Asked at Friday’s news briefing about the falling consumer sentiment, White House press secretary Karoline Leavitt said that the public should trust in Trump as he executes his tariffs plan.
“As he said, this is going to be a period of transition,” she said. “He wants consumers to trust in him, and they should trust in him.”
The result of the trade war drama so far is a baseline tariff on most countries of 10%, with imports from China getting taxed at a combined 145%. Goods from Canada and Mexico face tariffs of up to 25%, while imported autos, steel and aluminum are taxed at that same rate. China retaliated Wednesday with a 125% tariff on U.S. goods.
The Trump administration has suggested that it cut new trade agreements with more than 75 nations over a span of 90 days.
“We are doing really well on our TARIFF POLICY,” Trump said Friday on his social media site Truth Social. “Very exciting for America, and the World!!! It is moving along quickly.”
Eroding American confidence has also surfaced in the financial markets. Investors are selling off U.S. debt. The interest rate on the 10-year U.S. Treasury note was at 4.48% on Friday afternoon, up from roughly 4% at the start of the week.
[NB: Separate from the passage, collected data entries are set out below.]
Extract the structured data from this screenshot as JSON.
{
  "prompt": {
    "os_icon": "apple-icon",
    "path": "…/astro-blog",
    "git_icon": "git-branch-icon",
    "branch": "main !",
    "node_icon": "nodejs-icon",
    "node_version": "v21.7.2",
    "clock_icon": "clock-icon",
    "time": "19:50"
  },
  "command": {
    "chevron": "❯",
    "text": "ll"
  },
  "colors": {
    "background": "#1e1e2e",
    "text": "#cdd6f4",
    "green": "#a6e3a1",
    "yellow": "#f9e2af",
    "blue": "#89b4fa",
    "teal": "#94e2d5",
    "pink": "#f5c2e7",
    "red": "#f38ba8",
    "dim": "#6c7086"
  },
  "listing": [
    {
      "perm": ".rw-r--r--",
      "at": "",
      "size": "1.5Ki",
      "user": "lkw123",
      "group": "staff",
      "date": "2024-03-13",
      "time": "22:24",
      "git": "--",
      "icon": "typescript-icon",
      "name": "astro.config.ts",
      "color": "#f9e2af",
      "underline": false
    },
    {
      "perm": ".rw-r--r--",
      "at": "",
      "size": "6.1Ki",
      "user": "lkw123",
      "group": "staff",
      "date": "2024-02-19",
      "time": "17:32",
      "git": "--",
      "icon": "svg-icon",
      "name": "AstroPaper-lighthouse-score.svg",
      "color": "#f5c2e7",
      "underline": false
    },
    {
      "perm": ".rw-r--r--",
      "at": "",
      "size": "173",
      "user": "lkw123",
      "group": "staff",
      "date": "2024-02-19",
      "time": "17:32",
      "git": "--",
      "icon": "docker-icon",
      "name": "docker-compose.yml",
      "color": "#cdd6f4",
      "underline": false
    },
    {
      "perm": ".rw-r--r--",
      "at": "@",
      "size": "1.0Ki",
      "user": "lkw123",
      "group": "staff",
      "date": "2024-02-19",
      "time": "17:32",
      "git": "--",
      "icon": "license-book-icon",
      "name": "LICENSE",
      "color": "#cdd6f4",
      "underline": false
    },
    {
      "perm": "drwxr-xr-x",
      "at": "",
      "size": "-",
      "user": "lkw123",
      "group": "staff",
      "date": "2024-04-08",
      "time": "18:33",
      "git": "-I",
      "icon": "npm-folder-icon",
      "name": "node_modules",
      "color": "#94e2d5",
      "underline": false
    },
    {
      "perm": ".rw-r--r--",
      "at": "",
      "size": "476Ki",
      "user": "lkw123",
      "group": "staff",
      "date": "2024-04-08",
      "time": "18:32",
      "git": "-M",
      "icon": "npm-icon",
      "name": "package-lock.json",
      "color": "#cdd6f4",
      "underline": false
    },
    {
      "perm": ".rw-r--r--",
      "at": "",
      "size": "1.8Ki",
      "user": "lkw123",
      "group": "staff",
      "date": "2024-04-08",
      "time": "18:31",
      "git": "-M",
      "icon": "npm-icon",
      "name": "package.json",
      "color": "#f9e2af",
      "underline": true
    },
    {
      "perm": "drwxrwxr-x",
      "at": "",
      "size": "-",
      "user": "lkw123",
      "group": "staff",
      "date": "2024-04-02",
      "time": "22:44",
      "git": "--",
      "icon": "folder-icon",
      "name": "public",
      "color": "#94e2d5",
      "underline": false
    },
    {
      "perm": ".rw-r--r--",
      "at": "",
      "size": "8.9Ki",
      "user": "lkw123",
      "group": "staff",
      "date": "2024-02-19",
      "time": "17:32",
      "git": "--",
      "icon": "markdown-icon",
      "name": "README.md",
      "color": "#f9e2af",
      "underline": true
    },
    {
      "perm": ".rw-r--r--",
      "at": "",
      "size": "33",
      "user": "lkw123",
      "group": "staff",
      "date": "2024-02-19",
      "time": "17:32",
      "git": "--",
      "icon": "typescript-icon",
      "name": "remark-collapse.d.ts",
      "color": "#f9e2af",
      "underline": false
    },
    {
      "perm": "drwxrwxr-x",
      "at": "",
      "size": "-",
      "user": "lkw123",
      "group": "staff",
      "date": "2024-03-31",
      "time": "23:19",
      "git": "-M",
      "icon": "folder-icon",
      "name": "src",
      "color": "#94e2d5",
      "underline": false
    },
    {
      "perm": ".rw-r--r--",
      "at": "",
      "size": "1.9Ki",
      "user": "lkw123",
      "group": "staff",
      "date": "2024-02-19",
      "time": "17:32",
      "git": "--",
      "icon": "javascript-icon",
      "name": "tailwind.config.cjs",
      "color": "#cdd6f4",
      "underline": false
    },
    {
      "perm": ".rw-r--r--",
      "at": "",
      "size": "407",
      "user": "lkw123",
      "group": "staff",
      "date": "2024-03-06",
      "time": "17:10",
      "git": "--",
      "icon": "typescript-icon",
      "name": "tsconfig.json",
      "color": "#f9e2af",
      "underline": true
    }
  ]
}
That suggests more economic instability ahead.
On Friday, the dollar slumped to a three-year low against the euro.
Larry Fink, CEO of the investment firm BlackRock, told CNBC that the U.S. economy is on the cusp of a downturn, if not already there.
“I think we’re very close, if not in, a recession now,” Fink said.
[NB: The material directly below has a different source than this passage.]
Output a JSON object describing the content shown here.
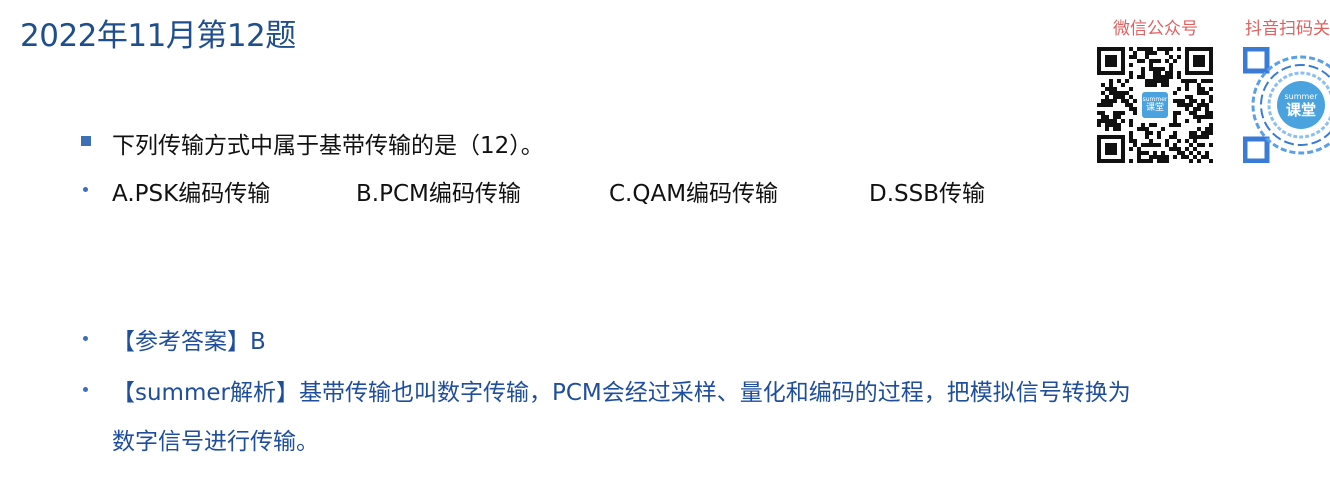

The Michigan sentiment survey found that people now expect long-term inflation to reach 4.4%, up from 4.1% last month, a move that may be of particular concern for the U.S. Federal Reserve. The Fed pays close attention to inflation expectations, because they can become self-fulfilling. If people expect prices to rise, they often take steps that can push up prices, such as accelerating purchases or seeking higher wages.
It’s a sign that most of the public views as a blip data this week showing that consumer inflation declined in March to an annual rate of 2.4%. Most economists believe that, given the intensifying trade wars, inflation is likely to be reignited.
Americans’ inflation expectations over the next five years are now at the highest since 1991, according to Capital Economics, a forecasting firm.